We’re not comparing Schulte to Littlejohn or other whistleblowers, from Daniel Ellsberg to Chelsea Manning, who acted because their conscience compelled them to risk prison to expose wrongdoing. Schulte's motive was apparently revenge against his former colleagues at the CIA. And of course, his child pornography collection is abhorrent, and he absolutely should serve a lengthy prison sentence following his conviction for those disgusting crimes.
But bad facts make bad law. And when government officials found a defendant as unsympathetic (to say the least) as Schulte they jumped at the opportunity to escalate their war on leakers in ways they could later use to punish real whistleblowers, including by successfully seeking a “terrorism enhancement” on Schulte’s sentence because his leaks were “clearly calculated to retaliate against the United States as a whole."
Here’s how Chip Gibbons, policy director for Defending Rights & Dissent, put it: “Using an isolated and unpopular defendant, the government has dramatically expanded its arsenal against media sources.

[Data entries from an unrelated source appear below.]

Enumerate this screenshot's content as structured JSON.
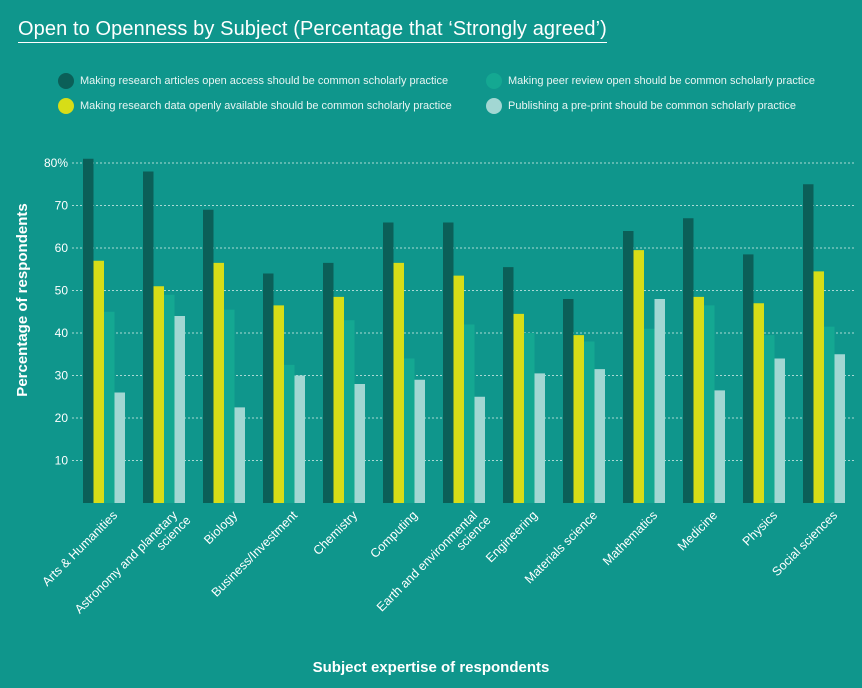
{
  "title": "Open to Openness by Subject (Percentage that ‘Strongly agreed’)",
  "colors": {
    "background": "#0f968c",
    "series": [
      "#0b5f58",
      "#d7dd17",
      "#14a892",
      "#a2d7d3"
    ]
  },
  "chart_data": {
    "type": "bar",
    "title": "Open to Openness by Subject (Percentage that ‘Strongly agreed’)",
    "xlabel": "Subject expertise of respondents",
    "ylabel": "Percentage of respondents",
    "ylim": [
      0,
      80
    ],
    "yticks": [
      10,
      20,
      30,
      40,
      50,
      60,
      70,
      80
    ],
    "ytick_labels": [
      "10",
      "20",
      "30",
      "40",
      "50",
      "60",
      "70",
      "80%"
    ],
    "grid": true,
    "legend_position": "top",
    "categories": [
      "Arts & Humanities",
      "Astronomy and planetary science",
      "Biology",
      "Business/Investment",
      "Chemistry",
      "Computing",
      "Earth and environmental science",
      "Engineering",
      "Materials science",
      "Mathematics",
      "Medicine",
      "Physics",
      "Social sciences"
    ],
    "category_lines": [
      [
        "Arts & Humanities"
      ],
      [
        "Astronomy and planetary",
        "science"
      ],
      [
        "Biology"
      ],
      [
        "Business/Investment"
      ],
      [
        "Chemistry"
      ],
      [
        "Computing"
      ],
      [
        "Earth and environmental",
        "science"
      ],
      [
        "Engineering"
      ],
      [
        "Materials science"
      ],
      [
        "Mathematics"
      ],
      [
        "Medicine"
      ],
      [
        "Physics"
      ],
      [
        "Social sciences"
      ]
    ],
    "series": [
      {
        "name": "Making research articles open access should be common scholarly practice",
        "values": [
          81,
          78,
          69,
          54,
          56.5,
          66,
          66,
          55.5,
          48,
          64,
          67,
          58.5,
          75
        ]
      },
      {
        "name": "Making research data openly available should be common scholarly practice",
        "values": [
          57,
          51,
          56.5,
          46.5,
          48.5,
          56.5,
          53.5,
          44.5,
          39.5,
          59.5,
          48.5,
          47,
          54.5
        ]
      },
      {
        "name": "Making peer review open should be common scholarly practice",
        "values": [
          45,
          49,
          45.5,
          32.5,
          43,
          34,
          42,
          40,
          38,
          41,
          46.5,
          39.5,
          41.5
        ]
      },
      {
        "name": "Publishing a pre-print should be common scholarly practice",
        "values": [
          26,
          44,
          22.5,
          30,
          28,
          29,
          25,
          30.5,
          31.5,
          48,
          26.5,
          34,
          35
        ]
      }
    ]
  }
}
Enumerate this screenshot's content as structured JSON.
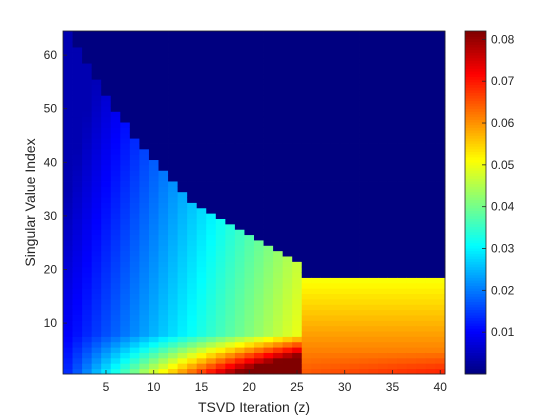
{
  "chart_data": {
    "type": "heatmap",
    "title": "",
    "xlabel": "TSVD Iteration (z)",
    "ylabel": "Singular Value Index",
    "x_range": [
      1,
      40
    ],
    "y_range": [
      1,
      64
    ],
    "x_ticks": [
      5,
      10,
      15,
      20,
      25,
      30,
      35,
      40
    ],
    "y_ticks": [
      10,
      20,
      30,
      40,
      50,
      60
    ],
    "colormap": "jet",
    "color_range": [
      0,
      0.082
    ],
    "colorbar_ticks": [
      0.01,
      0.02,
      0.03,
      0.04,
      0.05,
      0.06,
      0.07,
      0.08
    ],
    "colorbar_position": "right",
    "active_boundary": {
      "description_z": [
        1,
        2,
        3,
        4,
        5,
        6,
        7,
        8,
        9,
        10,
        11,
        12,
        13,
        14,
        15,
        16,
        17,
        18,
        19,
        20,
        21,
        22,
        23,
        24,
        25,
        26,
        40
      ],
      "max_index": [
        64,
        61,
        58,
        55,
        52,
        49,
        47,
        44,
        42,
        40,
        38,
        36,
        34,
        32,
        31,
        30,
        29,
        28,
        27,
        26,
        25,
        24,
        23,
        22,
        21,
        18,
        18
      ]
    },
    "value_samples": [
      {
        "z": 1,
        "index": 1,
        "value": 0.012
      },
      {
        "z": 10,
        "index": 1,
        "value": 0.03
      },
      {
        "z": 15,
        "index": 5,
        "value": 0.04
      },
      {
        "z": 20,
        "index": 5,
        "value": 0.052
      },
      {
        "z": 24,
        "index": 2,
        "value": 0.066
      },
      {
        "z": 26,
        "index": 15,
        "value": 0.05
      },
      {
        "z": 30,
        "index": 5,
        "value": 0.065
      },
      {
        "z": 39,
        "index": 1,
        "value": 0.082
      },
      {
        "z": 1,
        "index": 60,
        "value": 0.008
      },
      {
        "z": 30,
        "index": 40,
        "value": 0.0
      }
    ]
  }
}
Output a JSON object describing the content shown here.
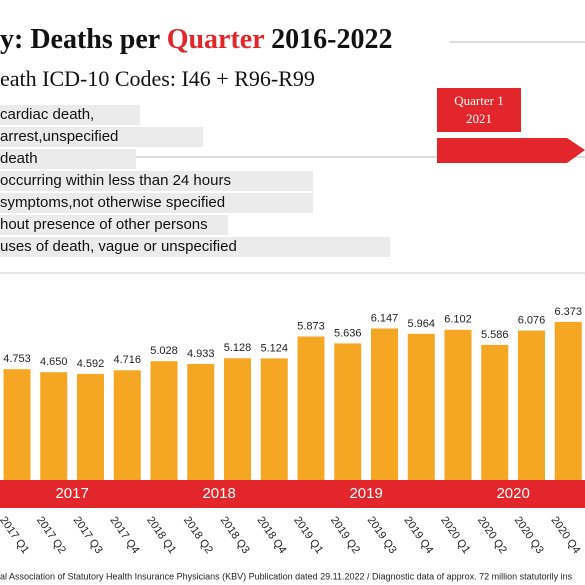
{
  "chart_data": {
    "type": "bar",
    "title": [
      {
        "text": "y: Deaths per ",
        "color": "#111111"
      },
      {
        "text": "Quarter",
        "color": "#e3262b"
      },
      {
        "text": " 2016-2022",
        "color": "#111111"
      }
    ],
    "subtitle": "eath ICD-10 Codes: I46 + R96-R99",
    "code_lines": [
      "cardiac death,",
      "arrest,unspecified",
      " death",
      "occurring within less than 24 hours",
      "symptoms,not otherwise specified",
      "hout presence of other persons",
      "uses of death, vague or unspecified"
    ],
    "callout": {
      "lines": [
        "Quarter 1",
        "2021"
      ],
      "color": "#e3262b"
    },
    "categories": [
      "2017 Q1",
      "2017 Q2",
      "2017 Q3",
      "2017 Q4",
      "2018 Q1",
      "2018 Q2",
      "2018 Q3",
      "2018 Q4",
      "2019 Q1",
      "2019 Q2",
      "2019 Q3",
      "2019 Q4",
      "2020 Q1",
      "2020 Q2",
      "2020 Q3",
      "2020 Q4"
    ],
    "values": [
      4.753,
      4.65,
      4.592,
      4.716,
      5.028,
      4.933,
      5.128,
      5.124,
      5.873,
      5.636,
      6.147,
      5.964,
      6.102,
      5.586,
      6.076,
      6.373
    ],
    "value_labels": [
      "4.753",
      "4.650",
      "4.592",
      "4.716",
      "5.028",
      "4.933",
      "5.128",
      "5.124",
      "5.873",
      "5.636",
      "6.147",
      "5.964",
      "6.102",
      "5.586",
      "6.076",
      "6.373"
    ],
    "color": "#f5a623",
    "year_groups": [
      {
        "label": "2017",
        "color": "#e3262b"
      },
      {
        "label": "2018",
        "color": "#e3262b"
      },
      {
        "label": "2019",
        "color": "#e3262b"
      },
      {
        "label": "2020",
        "color": "#e3262b"
      }
    ],
    "source": "al Association of Statutory Health Insurance Physicians (KBV) Publication dated 29.11.2022 / Diagnostic data of approx. 72 million statutorily ins"
  }
}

We cannot expect the terrorism enhancement or analogizing online news sites to hostile foreign governments to end in this case.”

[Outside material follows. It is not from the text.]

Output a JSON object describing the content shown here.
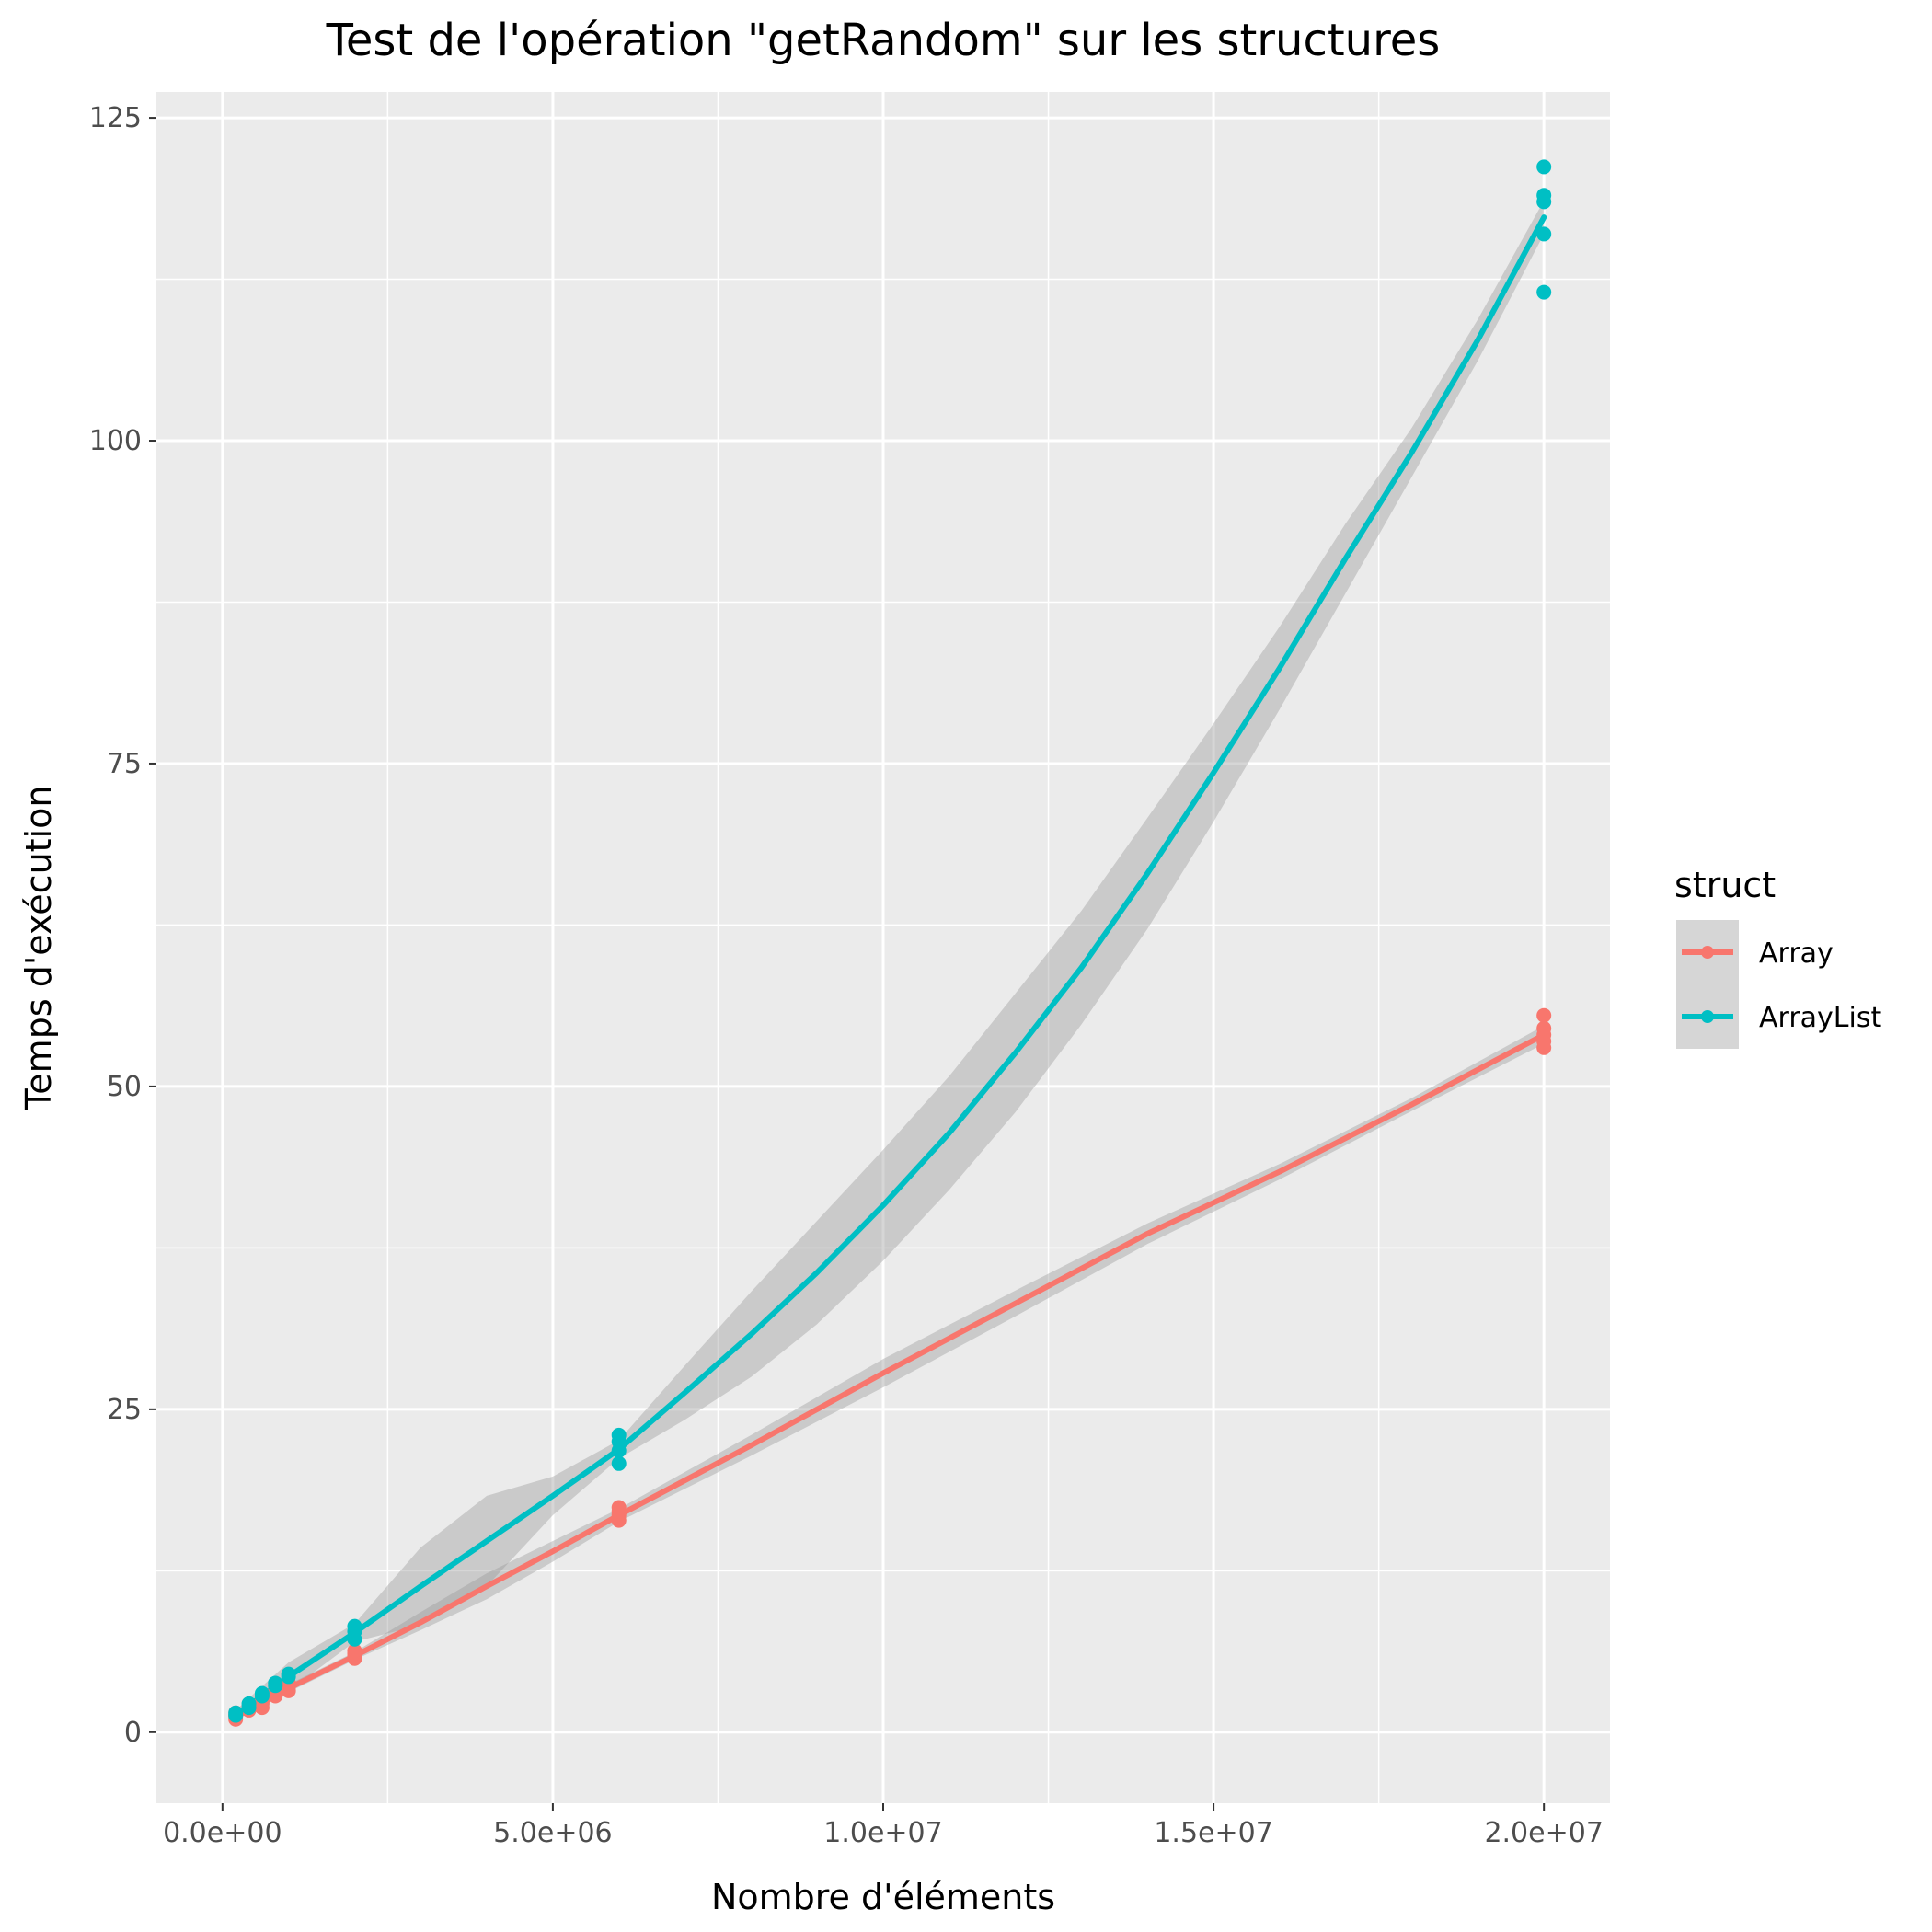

Furman did note in his remarks that Schulte wasn’t motivated by altruism. And officials have characterized Schulte’s leak as causing a “digital Pearl Harbor,” although that seems hyperbolic: The fallout they cite involves operational difficulties, not deaths. But nonetheless, it’s easy to imagine the government using exceedingly vague legal definitions of terrorism to obtain heightened sentences against whistleblowers and dissidents who have little in common with Schulte.

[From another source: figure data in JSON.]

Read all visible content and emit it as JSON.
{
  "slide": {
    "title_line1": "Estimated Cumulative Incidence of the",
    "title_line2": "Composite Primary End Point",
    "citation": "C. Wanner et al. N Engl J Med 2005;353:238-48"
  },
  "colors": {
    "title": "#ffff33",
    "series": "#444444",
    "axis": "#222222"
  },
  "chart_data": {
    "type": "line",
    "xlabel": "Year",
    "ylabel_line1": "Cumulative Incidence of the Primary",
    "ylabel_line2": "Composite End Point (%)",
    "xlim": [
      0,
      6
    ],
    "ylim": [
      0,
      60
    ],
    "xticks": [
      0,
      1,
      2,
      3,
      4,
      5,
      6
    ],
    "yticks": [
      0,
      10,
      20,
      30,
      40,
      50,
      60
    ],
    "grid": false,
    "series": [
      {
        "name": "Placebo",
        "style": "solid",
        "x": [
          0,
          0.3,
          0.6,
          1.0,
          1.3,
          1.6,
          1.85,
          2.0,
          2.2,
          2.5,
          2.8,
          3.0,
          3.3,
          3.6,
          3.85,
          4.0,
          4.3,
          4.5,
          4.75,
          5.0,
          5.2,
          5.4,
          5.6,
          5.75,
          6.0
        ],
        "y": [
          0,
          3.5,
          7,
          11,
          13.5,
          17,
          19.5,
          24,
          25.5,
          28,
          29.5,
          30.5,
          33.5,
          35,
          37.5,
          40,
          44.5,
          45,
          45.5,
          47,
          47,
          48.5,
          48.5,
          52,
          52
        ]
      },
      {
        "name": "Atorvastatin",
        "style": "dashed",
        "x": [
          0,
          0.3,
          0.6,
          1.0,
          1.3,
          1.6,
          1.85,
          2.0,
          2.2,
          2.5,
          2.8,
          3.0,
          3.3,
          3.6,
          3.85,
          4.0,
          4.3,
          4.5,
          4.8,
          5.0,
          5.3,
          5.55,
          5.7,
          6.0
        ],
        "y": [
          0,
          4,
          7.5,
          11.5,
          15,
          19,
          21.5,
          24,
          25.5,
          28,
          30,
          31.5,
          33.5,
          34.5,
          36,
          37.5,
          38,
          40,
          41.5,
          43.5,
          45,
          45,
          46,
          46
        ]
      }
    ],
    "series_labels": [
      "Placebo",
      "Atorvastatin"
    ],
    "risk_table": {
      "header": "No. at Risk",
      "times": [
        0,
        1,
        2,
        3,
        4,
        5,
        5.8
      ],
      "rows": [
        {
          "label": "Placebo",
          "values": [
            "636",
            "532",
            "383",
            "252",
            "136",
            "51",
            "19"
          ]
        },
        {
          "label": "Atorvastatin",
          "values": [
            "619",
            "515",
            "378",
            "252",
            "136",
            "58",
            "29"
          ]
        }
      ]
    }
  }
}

In fact, there’s no need to imagine. Julian Assange is not a former government employee with a grudge, but prosecutors nonetheless reportedly planned, and may still plan, to seek a terrorism enhancement in his prosecution.
Assange isn’t accused of leaking documents himself but of obtaining documents from a whistleblower (Manning) and then publishing them on WikiLeaks. Award-winning investigative journalists obtain and publish leaked documents every day. Whether you love or hate Assange, the prospect that the government would not only prosecute this kind of constitutionally protected activity, but could characterize it as “terrorism,” is highly alarming.
Schulte absolutely should spend the foreseeable future behind bars for his hoarding of child pornography. He’s a despicable person and we have no sympathy for him.
But it speaks volumes about the priorities of our government that his punishment overwhelmingly arises from his disclosure of government secrets. The government appears to view his child pornography offenses as a mere excuse to test how far it can go in punishing those who expose its abuses. The next Ellsberg might well think twice before blowing the whistle with this sentence as a precedent.